`nvml-wrapper` 0.7.0 enables loading NVML at runtime

Question

`nvml-wrapper` 0.7.0 enables loading NVML at runtime

Cldfire opened this issue 4 years ago · 3 comments

Hi! Author of nvml-wrapper here.

I've just published nvml-wrapper 0.7.0, the headlining feature of which is the ability to load the NVML library at runtime (as opposed to linking to it at compiletime). Updating to this version of nvml-wrapper will allow you to get rid of the nvidia feature in zenith and give you the ability to enable / disable GPU-related functionality at runtime based on the hardware in the system!

I cloned the repo locally and tried zenith out with the new nvml-wrapper release; everything worked with zero code changes, which was great to see. One thing I would highly recommend you do, though, is change your strategy for constructing the NVML struct. Currently, the code does the following every time it polls the GPU for information:

let nvml = NVML::init();
let n = match nvml {
    Ok(n) => n,
    Err(e) => {
        error!("Couldn't init NVML: {:?}", e);
        return;
    }
};

This isn't ideal today because it performs all of the work to initialize NVML every time data is collected, which (at least on my machine) skews GPU usage stats and increases power usage. With nvml-wrapper 0.7.0 and beyond this call is also responsible for finding and loading all NVML function symbols, so it'll become even more expensive.

Instead, I'd recommend initializing NVML once at startup, and using the resulting instance for the rest of the program's lifetime. This could be accomplished quite simply as follows using once_cell (error handling up to you):

static NVML_INSTANCE: Lazy<NVML> = Lazy::new(|| NVML::init().unwrap());

Or, depending on how you want to architect it, you could initialize NVML elsewhere and pass it into the function calls where you need access to it.

If you run into any issues updating to 0.7.0 please let me know and I'd be happy to help! :)

Answer 1 · 2020-12-07T16:38:17.000Z

This sounds fantastic! Thank you!

When I was first working on this I was hoping to accomplish exactly this, awesome.

Answer 2 · 2020-12-14T22:52:28.000Z

Re-opening as though @alexmaco changes address many of the issues here, I did want to be able to remove --features nvidia and have supported detected at runtime.

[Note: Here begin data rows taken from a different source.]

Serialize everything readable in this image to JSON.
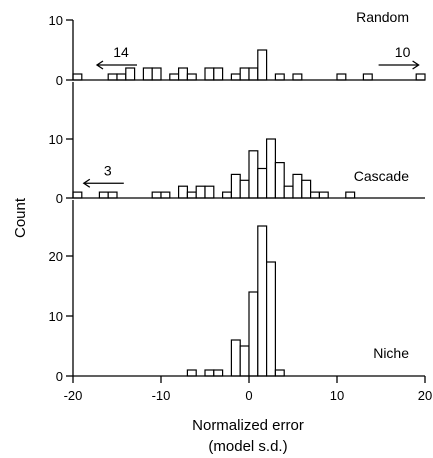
{
  "chart_data": {
    "type": "bar",
    "subtype": "stacked-histogram-panels",
    "xlabel": "Normalized error",
    "xlabel_sub": "(model s.d.)",
    "ylabel": "Count",
    "xlim": [
      -20,
      20
    ],
    "xticks": [
      -20,
      -10,
      0,
      10,
      20
    ],
    "x_tick_labels": [
      "-20",
      "-10",
      "0",
      "10",
      "20"
    ],
    "bin_width": 1,
    "grid": false,
    "colors": {
      "bar_fill": "#ffffff",
      "bar_stroke": "#000000",
      "axis": "#000000"
    },
    "panels": [
      {
        "name": "Random",
        "ylim": [
          0,
          10
        ],
        "yticks": [
          0,
          10
        ],
        "y_tick_labels": [
          "0",
          "10"
        ],
        "bins": [
          {
            "x": -20,
            "count": 1
          },
          {
            "x": -16,
            "count": 1
          },
          {
            "x": -15,
            "count": 1
          },
          {
            "x": -14,
            "count": 2
          },
          {
            "x": -12,
            "count": 2
          },
          {
            "x": -11,
            "count": 2
          },
          {
            "x": -9,
            "count": 1
          },
          {
            "x": -8,
            "count": 2
          },
          {
            "x": -7,
            "count": 1
          },
          {
            "x": -5,
            "count": 2
          },
          {
            "x": -4,
            "count": 2
          },
          {
            "x": -2,
            "count": 1
          },
          {
            "x": -1,
            "count": 2
          },
          {
            "x": 0,
            "count": 2
          },
          {
            "x": 1,
            "count": 5
          },
          {
            "x": 3,
            "count": 1
          },
          {
            "x": 5,
            "count": 1
          },
          {
            "x": 10,
            "count": 1
          },
          {
            "x": 13,
            "count": 1
          },
          {
            "x": 19,
            "count": 1
          }
        ],
        "annotations": [
          {
            "text": "14",
            "direction": "left",
            "x": -15
          },
          {
            "text": "10",
            "direction": "right",
            "x": 17
          }
        ]
      },
      {
        "name": "Cascade",
        "ylim": [
          0,
          10
        ],
        "yticks": [
          0,
          10
        ],
        "y_tick_labels": [
          "0",
          "10"
        ],
        "bins": [
          {
            "x": -20,
            "count": 1
          },
          {
            "x": -17,
            "count": 1
          },
          {
            "x": -16,
            "count": 1
          },
          {
            "x": -11,
            "count": 1
          },
          {
            "x": -10,
            "count": 1
          },
          {
            "x": -8,
            "count": 2
          },
          {
            "x": -7,
            "count": 1
          },
          {
            "x": -6,
            "count": 2
          },
          {
            "x": -5,
            "count": 2
          },
          {
            "x": -3,
            "count": 1
          },
          {
            "x": -2,
            "count": 4
          },
          {
            "x": -1,
            "count": 3
          },
          {
            "x": 0,
            "count": 8
          },
          {
            "x": 1,
            "count": 5
          },
          {
            "x": 2,
            "count": 10
          },
          {
            "x": 3,
            "count": 6
          },
          {
            "x": 4,
            "count": 2
          },
          {
            "x": 5,
            "count": 4
          },
          {
            "x": 6,
            "count": 3
          },
          {
            "x": 7,
            "count": 1
          },
          {
            "x": 8,
            "count": 1
          },
          {
            "x": 11,
            "count": 1
          }
        ],
        "annotations": [
          {
            "text": "3",
            "direction": "left",
            "x": -16.5
          }
        ]
      },
      {
        "name": "Niche",
        "ylim": [
          0,
          30
        ],
        "yticks": [
          0,
          10,
          20
        ],
        "y_tick_labels": [
          "0",
          "10",
          "20"
        ],
        "bins": [
          {
            "x": -7,
            "count": 1
          },
          {
            "x": -5,
            "count": 1
          },
          {
            "x": -4,
            "count": 1
          },
          {
            "x": -2,
            "count": 6
          },
          {
            "x": -1,
            "count": 5
          },
          {
            "x": 0,
            "count": 14
          },
          {
            "x": 1,
            "count": 25
          },
          {
            "x": 2,
            "count": 19
          },
          {
            "x": 3,
            "count": 1
          }
        ],
        "annotations": []
      }
    ]
  }
}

Answer 3 · 2020-12-17T16:05:50.000Z

@bvaisvil To safely have nvidia support always-on, the error handling should also be adjusted a bit. I still have an nvidia gpu for which nvml prints errors on every loop. That detection and counting of gpus should either be done only at initialization, or only logged to files, instead of the stdout where it interferes with the display.